VMware Sets Capacity Record Running Microsoft Exchange on IBM System x3850 M2 Servers

VMware has set a record in system capacity and resource utilization for running Microsoft Exchange. VMware deployed Microsoft Exchange Server 2007 on VMware Infrastructure 3 (VI3) and supported 16,000 heavy-user Exchange mailboxes on a single 16-way multi-core IBM System x3850 M2 server. Running Microsoft Exchange on VMware software increased by more than 100% the number of supportable Exchange users as compared to Microsoft Exchange’s prescribed recommendations for running natively in a non-virtualized environment. VMware virtualization software enables enterprises to take advantage of multi-core hardware servers to run demanding enterprise applications more efficiently.

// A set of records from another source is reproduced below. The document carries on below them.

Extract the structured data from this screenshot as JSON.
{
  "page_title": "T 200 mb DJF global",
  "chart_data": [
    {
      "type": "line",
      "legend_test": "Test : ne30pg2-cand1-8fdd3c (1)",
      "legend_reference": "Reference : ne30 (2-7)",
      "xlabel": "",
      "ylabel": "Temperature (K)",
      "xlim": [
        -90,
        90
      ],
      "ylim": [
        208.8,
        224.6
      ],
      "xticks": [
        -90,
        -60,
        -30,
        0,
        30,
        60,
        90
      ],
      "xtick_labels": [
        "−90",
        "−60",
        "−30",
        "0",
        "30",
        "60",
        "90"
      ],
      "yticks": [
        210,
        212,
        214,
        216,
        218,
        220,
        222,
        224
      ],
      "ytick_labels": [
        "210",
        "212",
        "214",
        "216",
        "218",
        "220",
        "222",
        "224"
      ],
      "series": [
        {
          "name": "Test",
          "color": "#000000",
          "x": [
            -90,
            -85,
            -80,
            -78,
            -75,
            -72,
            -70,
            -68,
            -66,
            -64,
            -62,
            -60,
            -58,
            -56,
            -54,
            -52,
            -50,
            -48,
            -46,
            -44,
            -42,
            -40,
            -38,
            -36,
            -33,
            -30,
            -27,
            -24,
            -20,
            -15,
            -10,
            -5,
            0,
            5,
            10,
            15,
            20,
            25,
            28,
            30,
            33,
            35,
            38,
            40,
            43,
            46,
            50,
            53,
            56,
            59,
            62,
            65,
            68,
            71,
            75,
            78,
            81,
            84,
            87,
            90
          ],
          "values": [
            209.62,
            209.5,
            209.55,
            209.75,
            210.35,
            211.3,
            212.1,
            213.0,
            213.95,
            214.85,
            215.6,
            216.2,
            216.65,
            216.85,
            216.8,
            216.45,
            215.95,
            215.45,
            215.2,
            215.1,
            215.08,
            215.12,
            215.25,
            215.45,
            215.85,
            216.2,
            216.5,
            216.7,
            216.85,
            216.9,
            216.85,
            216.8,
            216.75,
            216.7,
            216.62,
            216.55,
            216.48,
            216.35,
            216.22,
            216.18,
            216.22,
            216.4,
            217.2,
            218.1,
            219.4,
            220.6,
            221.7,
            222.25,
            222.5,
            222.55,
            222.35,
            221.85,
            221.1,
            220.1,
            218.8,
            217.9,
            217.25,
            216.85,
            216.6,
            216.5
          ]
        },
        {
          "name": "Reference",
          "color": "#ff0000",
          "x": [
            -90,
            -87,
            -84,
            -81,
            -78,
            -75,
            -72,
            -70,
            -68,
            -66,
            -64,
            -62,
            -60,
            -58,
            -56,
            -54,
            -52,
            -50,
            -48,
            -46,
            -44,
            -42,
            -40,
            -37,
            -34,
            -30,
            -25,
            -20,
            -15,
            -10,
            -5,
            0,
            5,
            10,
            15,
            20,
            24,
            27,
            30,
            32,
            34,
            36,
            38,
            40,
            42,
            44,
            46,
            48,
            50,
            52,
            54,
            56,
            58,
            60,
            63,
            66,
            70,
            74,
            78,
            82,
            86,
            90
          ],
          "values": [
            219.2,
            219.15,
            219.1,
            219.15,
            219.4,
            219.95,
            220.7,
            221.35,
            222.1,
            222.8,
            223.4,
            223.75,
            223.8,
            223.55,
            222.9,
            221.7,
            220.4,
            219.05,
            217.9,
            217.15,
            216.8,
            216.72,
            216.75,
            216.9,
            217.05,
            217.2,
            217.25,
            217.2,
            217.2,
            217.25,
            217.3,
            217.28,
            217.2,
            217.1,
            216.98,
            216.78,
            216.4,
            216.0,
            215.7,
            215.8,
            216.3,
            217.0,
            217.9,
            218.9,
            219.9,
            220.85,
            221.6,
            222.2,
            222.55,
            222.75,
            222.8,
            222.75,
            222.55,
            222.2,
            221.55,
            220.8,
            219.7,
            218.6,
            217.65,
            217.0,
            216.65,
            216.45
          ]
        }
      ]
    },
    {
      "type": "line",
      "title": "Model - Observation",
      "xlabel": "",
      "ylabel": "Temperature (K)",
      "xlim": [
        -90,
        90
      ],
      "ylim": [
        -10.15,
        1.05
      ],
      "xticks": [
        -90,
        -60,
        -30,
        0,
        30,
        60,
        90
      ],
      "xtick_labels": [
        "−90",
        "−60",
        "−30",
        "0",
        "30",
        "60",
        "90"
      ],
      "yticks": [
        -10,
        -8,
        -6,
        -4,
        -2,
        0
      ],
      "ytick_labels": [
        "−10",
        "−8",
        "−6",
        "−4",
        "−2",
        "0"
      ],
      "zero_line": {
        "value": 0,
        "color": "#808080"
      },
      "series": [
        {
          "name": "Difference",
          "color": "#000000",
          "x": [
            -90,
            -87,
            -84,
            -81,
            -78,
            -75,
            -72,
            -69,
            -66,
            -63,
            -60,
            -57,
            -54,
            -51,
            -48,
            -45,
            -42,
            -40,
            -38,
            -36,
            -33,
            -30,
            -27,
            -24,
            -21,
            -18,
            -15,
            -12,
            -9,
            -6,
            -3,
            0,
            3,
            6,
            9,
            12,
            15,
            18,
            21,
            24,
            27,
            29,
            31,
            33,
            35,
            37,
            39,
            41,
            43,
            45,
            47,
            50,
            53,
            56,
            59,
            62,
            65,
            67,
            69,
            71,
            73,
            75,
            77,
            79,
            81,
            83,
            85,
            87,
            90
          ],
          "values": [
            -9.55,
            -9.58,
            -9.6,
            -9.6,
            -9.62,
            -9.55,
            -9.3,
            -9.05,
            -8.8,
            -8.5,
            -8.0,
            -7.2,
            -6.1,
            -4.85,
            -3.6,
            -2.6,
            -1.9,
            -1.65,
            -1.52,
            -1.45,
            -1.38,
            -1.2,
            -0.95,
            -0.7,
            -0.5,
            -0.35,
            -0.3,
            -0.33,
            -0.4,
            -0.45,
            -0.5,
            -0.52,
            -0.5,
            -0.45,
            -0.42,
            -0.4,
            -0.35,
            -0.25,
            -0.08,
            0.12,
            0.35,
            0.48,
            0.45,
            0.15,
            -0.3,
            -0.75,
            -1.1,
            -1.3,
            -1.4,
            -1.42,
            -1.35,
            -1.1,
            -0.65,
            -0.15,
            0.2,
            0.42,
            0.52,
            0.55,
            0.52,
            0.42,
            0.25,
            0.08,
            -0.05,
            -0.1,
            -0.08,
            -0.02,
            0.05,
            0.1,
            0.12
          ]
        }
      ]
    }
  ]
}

VMware software allows enterprise applications to overcome scalability limitations associated with non-virtualized environments. Microsoft Exchange Server 2007 is one of the most used messaging applications deployed in production datacenters worldwide. Historically, however, the design of operating systems and applications has imposed limits on the number of recommended CPUs and memory per physical server. As a result, under-utilized physical servers have proliferated in today’s datacenters, which are costly to manage, maintain, power, and cool.

By running VMware software on powerful multi-core servers, customers can consolidate larger workloads on fewer physical servers – while at the same time actually improve capacity. As a result, customers reduce the capital expenses of hardware maintenance, and the environmental impact of unnecessary power consumption.  Customers can also benefit from VMware management tools, which enable solutions never possible before virtualization, including moving workloads from one physical server to another without interruption, automating resource scheduling, and ensuring high availability.

VMware benefits are not just being demonstrated in labs, they’re being realized by organizations in production environments using a variety of server platforms. For example, Adrian Jane, Infrastructure & Operations Manager at The University of Plymouth, who is responsible for running approximately 50,000 Microsoft Exchange mailboxes across four virtual machines running VMware Infrastructure 3, said, “Our entire Microsoft Exchange deployment is virtualized on VMware Infrastructure 3, and we are extremely pleased with the performance we’ve seen. Furthermore, VMware also provides us with a high availability solution that has advantages over traditional clustering options. When it comes to managing production applications, VMware is a strategy, not just a product.”

At the inaugural VMworld Europe user conference here in Cannes, VMware President and CEO Diane Greene said to a keynote audience of over 4,500, “Today’s results published on our website support what our customers have been telling us from day one – Microsoft applications run best on VMware. Multi-core hardware advancements complement VMware virtualization software, and vice versa.  Customers are able to ‘refresh’ their datacenters with more powerful hardware, and they can continue to reduce their space, power and manageability requirements.”